United States: Home price growth reaches two-year low in October
Home price growth continued on its seven-month downward trend in October, as rising mortgage rates reduce affordability. On a month-on-month basis, the S&P/Case-Shiller 20-city composite home price index was flat for the third consecutive time in October. When adjusted for seasonal factors, house prices grew 0.4% from the previous month in October, down from September’s 0.7% and matching market expectations.
In annual terms, home price growth fell to a two-year low of 5.0% in October, down from 5.2% in September. Price gains in West Coast cities remained far stronger than Midwestern and East Coast cities, with Las Vegas, San Francisco and Phoenix registering the largest year-on-year price increases. Overall, 14 out of the 20 cities in the index registered slower annual price growth in October.
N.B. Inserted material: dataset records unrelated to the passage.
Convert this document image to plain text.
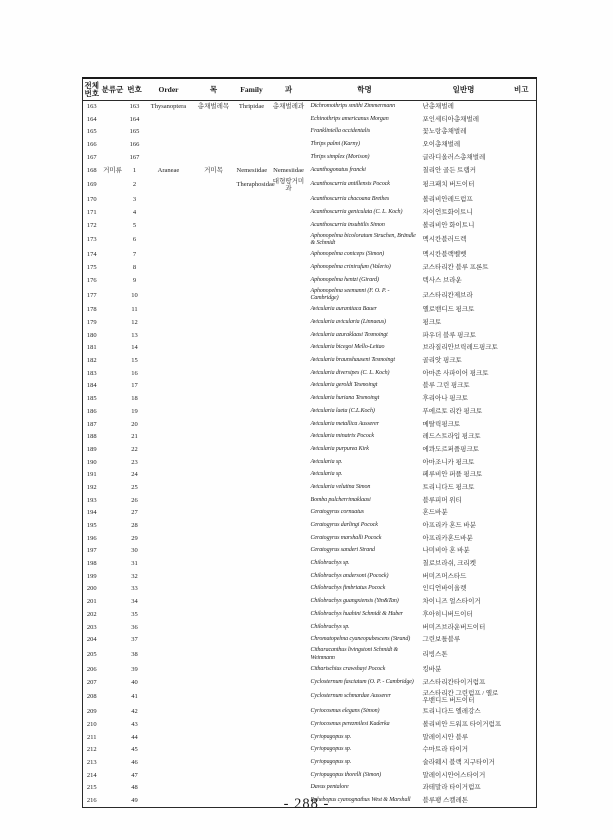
전체번호	분류군	번호	Order	목	Family	과	학명	일반명	비고
163		163	Thysanoptera	총채벌레목	Thripidae	총채벌레과	Dichromothrips smithi Zimmermann	난총채벌레	
164		164					Echinothrips americanus Morgan	포인세티아총채벌레	
165		165					Frankliniella occidentalis	꽃노랑총채벌레	
166		166					Thrips palmi (Karny)	오이총채벌레	
167		167					Thrips simplex (Morison)	글라디올러스총채벌레	
168	거미류	1	Araneae	거미목	Nemesiidae	Nemesiidae	Acanthogonatus francki	칠리안 골든 트랩커	
169		2			Theraphosidae	대형땅거미과	Acanthoscurria antillensis Pocock	핑크패치 버드이터	
170		3					Acanthoscurria chacoana Brethes	볼리비안레드럼프	
171		4					Acanthoscurria geniculata (C. L. Koch)	자이언트화이트니	
172		5					Acanthoscurria insubtilis Simon	볼리비안 화이트니	
173		6					Aphonopelma bicoloratum Struchen, Brändle & Schmidt	멕시칸블러드렉	
174		7					Aphonopelma coniceps (Simon)	멕시칸블랙벨벳	
175		8					Aphonopelma crinirufum (Valerio)	코스타리칸 블루 프론트	
176		9					Aphonopelma hentzi (Girard)	텍사스 브라운	
177		10					Aphonopelma seemanni (F. O. P. - Cambridge)	코스타리칸제브라	
178		11					Avicularia aurantiaca Bauer	옐로밴디드 핑크토	
179		12					Avicularia avicularia (Linnaeus)	핑크토	
180		13					Avicularia azuraklaasi Tesmoingt	파우더 블루 핑크토	
181		14					Avicularia bicegoi Mello-Leitao	브라질리안브릭레드핑크토	
182		15					Avicularia braunshauseni Tesmoingt	골리앗 핑크토	
183		16					Avicularia diversipes (C. L. Koch)	아마존 사파이어 핑크토	
184		17					Avicularia geroldi Tesmoingt	블루 그린 핑크토	
185		18					Avicularia huriana Tesmoingt	후리아나 핑크토	
186		19					Avicularia laeta (C.L.Koch)	푸에르토 리칸 핑크토	
187		20					Avicularia metallica Ausserer	메탈릭핑크토	
188		21					Avicularia minatrix Pocock	레드스트라입 핑크토	
189		22					Avicularia purpurea Kirk	에콰도르퍼플핑크토	
190		23					Avicularia sp.	아마조니카 핑크토	
191		24					Avicularia sp.	페루비안 퍼플 핑크토	
192		25					Avicularia velutina Simon	트리니다드 핑크토	
193		26					Bomba pulcherrimaklaasi	블루피머 위티	
194		27					Ceratogyrus cornuatus	혼드바분	
195		28					Ceratogyrus darlingi Pocock	아프리카 혼드 바분	
196		29					Ceratogyrus marshalli Pocock	아프리카혼드바분	
197		30					Ceratogyrus sanderi Strand	나미비아 혼 바분	
198		31					Chilobrachys sp.	칠로브라쉬, 크리켓	
199		32					Chilobrachys andersoni (Pocock)	버미즈머스타드	
200		33					Chilobrachys fimbriatus Pocock	인디언바이올렛	
201		34					Chilobrachys guangxiensis (Yin&Tan)	차이니즈 얼스타이거	
202		35					Chilobrachys huahini Schmidt & Huber	후아히니버드이터	
203		36					Chilobrachys sp.	버미즈브라운버드이터	
204		37					Chromatopelma cyaneopubescens (Strand)	그린보틀블루	
205		38					Citharacanthus livingstoni Schmidt & Weinmann	리빙스톤	
206		39					Citharischius crawshayi Pocock	킹바분	
207		40					Cyclosternum fasciatum (O. P. - Cambridge)	코스타리칸타이거럼프	
208		41					Cyclosternum schmardae Ausserer	코스타리칸 그린럼프 / 옐로우밴디드 버드이터	
209		42					Cyriocosmus elegans (Simon)	트리니다드 엘레강스	
210		43					Cyriocosmus perezmilesi Kaderka	볼리비안 드워프 타이거럼프	
211		44					Cyriopagopus sp.	말레이시안 블루	
212		45					Cyriopagopus sp.	수마트라 타이거	
213		46					Cyriopagopus sp.	술라웨시 블랙 지구타이거	
214		47					Cyriopagopus thorelli (Simon)	말레이시안어스타이거	
215		48					Davus pentalore	과테말라 타이거럼프	
216		49					Ephebopus cyanognathus West & Marshall	블루팽 스켈레톤	
- 288 -
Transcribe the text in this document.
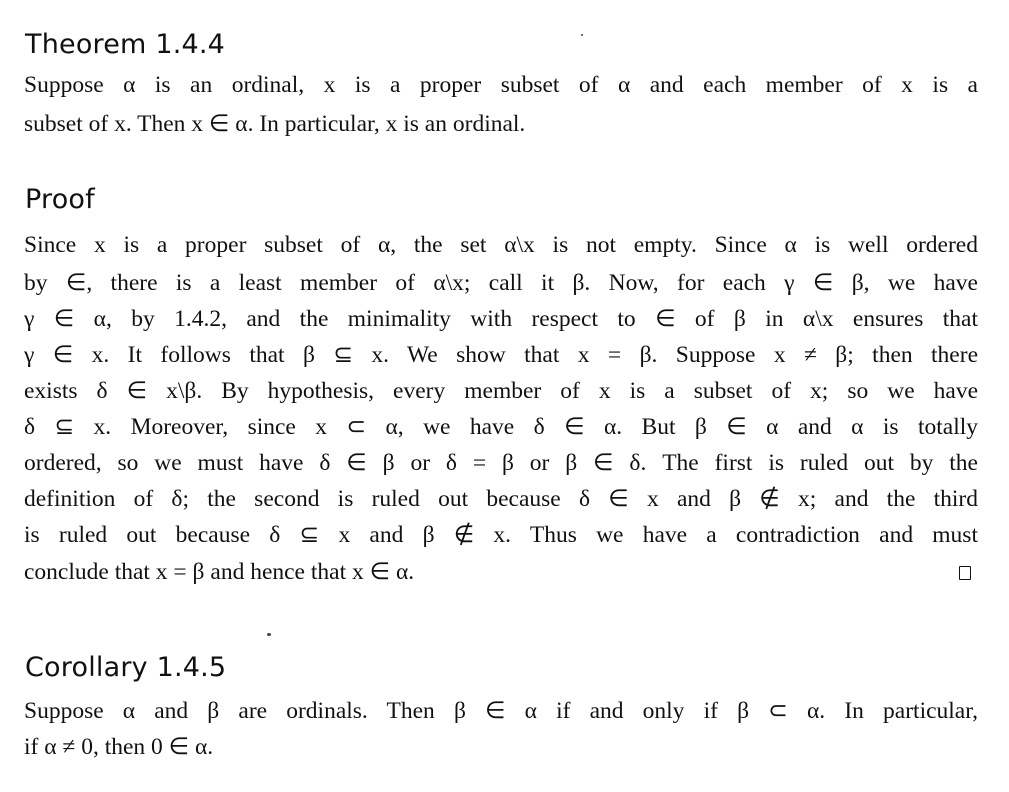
Theorem 1.4.4

Suppose α is an ordinal, x is a proper subset of α and each member of x is a

subset of x. Then x ∈ α. In particular, x is an ordinal.

Proof

Since x is a proper subset of α, the set α\x is not empty. Since α is well ordered

by ∈, there is a least member of α\x; call it β. Now, for each γ ∈ β, we have

γ ∈ α, by 1.4.2, and the minimality with respect to ∈ of β in α\x ensures that

γ ∈ x. It follows that β ⊆ x. We show that x = β. Suppose x ≠ β; then there

exists δ ∈ x\β. By hypothesis, every member of x is a subset of x; so we have

δ ⊆ x. Moreover, since x ⊂ α, we have δ ∈ α. But β ∈ α and α is totally

ordered, so we must have δ ∈ β or δ = β or β ∈ δ. The first is ruled out by the

definition of δ; the second is ruled out because δ ∈ x and β ∉ x; and the third

is ruled out because δ ⊆ x and β ∉ x. Thus we have a contradiction and must

conclude that x = β and hence that x ∈ α.

Corollary 1.4.5

Suppose α and β are ordinals. Then β ∈ α if and only if β ⊂ α. In particular,

if α ≠ 0, then 0 ∈ α.
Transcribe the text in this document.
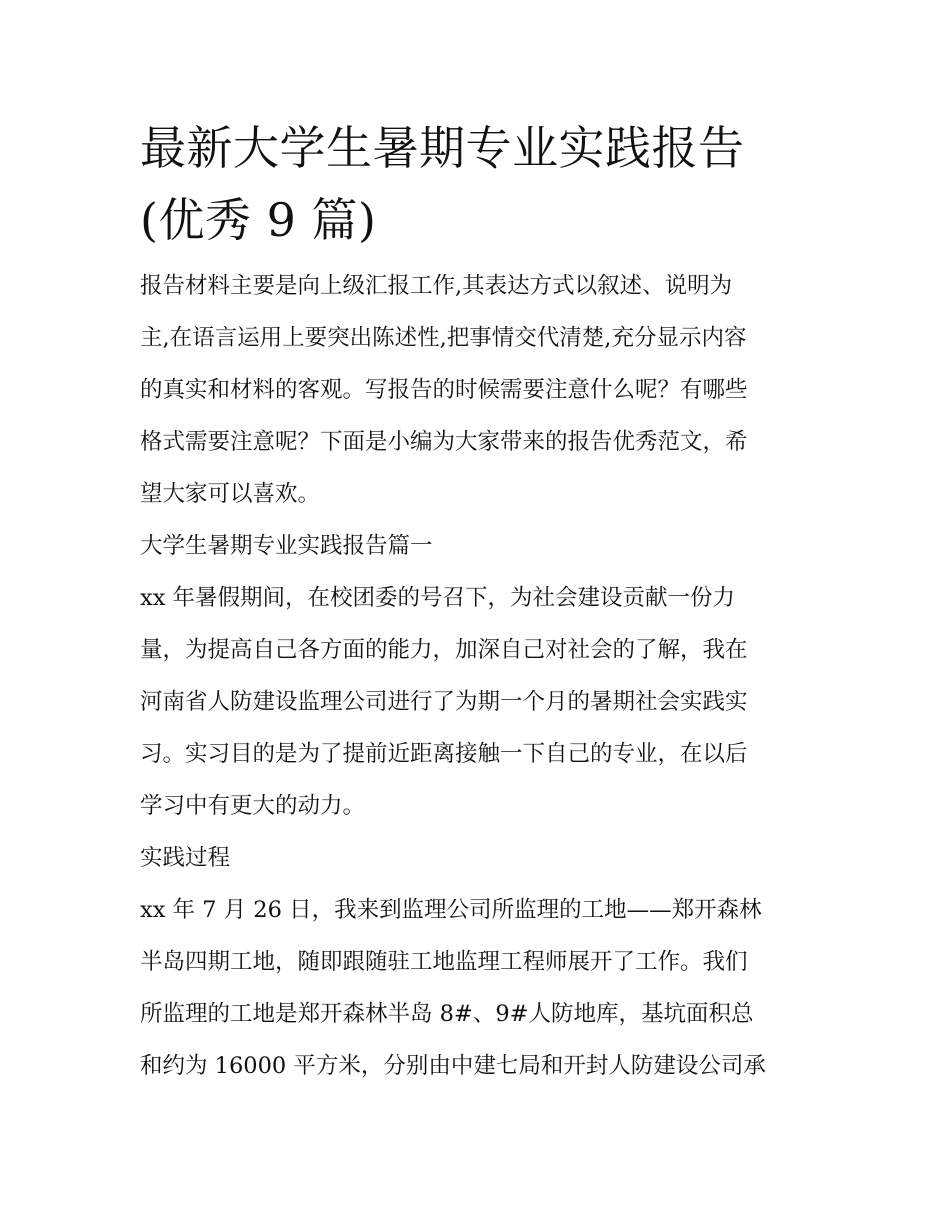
最新大学生暑期专业实践报告
(优秀 9 篇)
报告材料主要是向上级汇报工作,其表达方式以叙述、说明为
主,在语言运用上要突出陈述性,把事情交代清楚,充分显示内容
的真实和材料的客观。写报告的时候需要注意什么呢？有哪些
格式需要注意呢？下面是小编为大家带来的报告优秀范文，希
望大家可以喜欢。
大学生暑期专业实践报告篇一
xx 年暑假期间，在校团委的号召下，为社会建设贡献一份力
量，为提高自己各方面的能力，加深自己对社会的了解，我在
河南省人防建设监理公司进行了为期一个月的暑期社会实践实
习。实习目的是为了提前近距离接触一下自己的专业，在以后
学习中有更大的动力。
实践过程
xx 年 7 月 26 日，我来到监理公司所监理的工地——郑开森林
半岛四期工地，随即跟随驻工地监理工程师展开了工作。我们
所监理的工地是郑开森林半岛 8#、9#人防地库，基坑面积总
和约为 16000 平方米，分别由中建七局和开封人防建设公司承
Commenting on the outlook, David Blitzer, Managing Director at S&P Dow Jones Indices, noted:
“The combination of higher mortgage rates and higher home prices rising faster than incomes and wages means fewer people can afford to buy a house. Fixed rate 30-year mortgages are currently 4.75%, up from 4% one year earlier. Home prices are up 54%, or 40% excluding inflation, since they bottomed in 2012. Reduced affordability is slowing sales of both new and existing single family homes. Sales peaked in November 2017 and have drifted down since then”.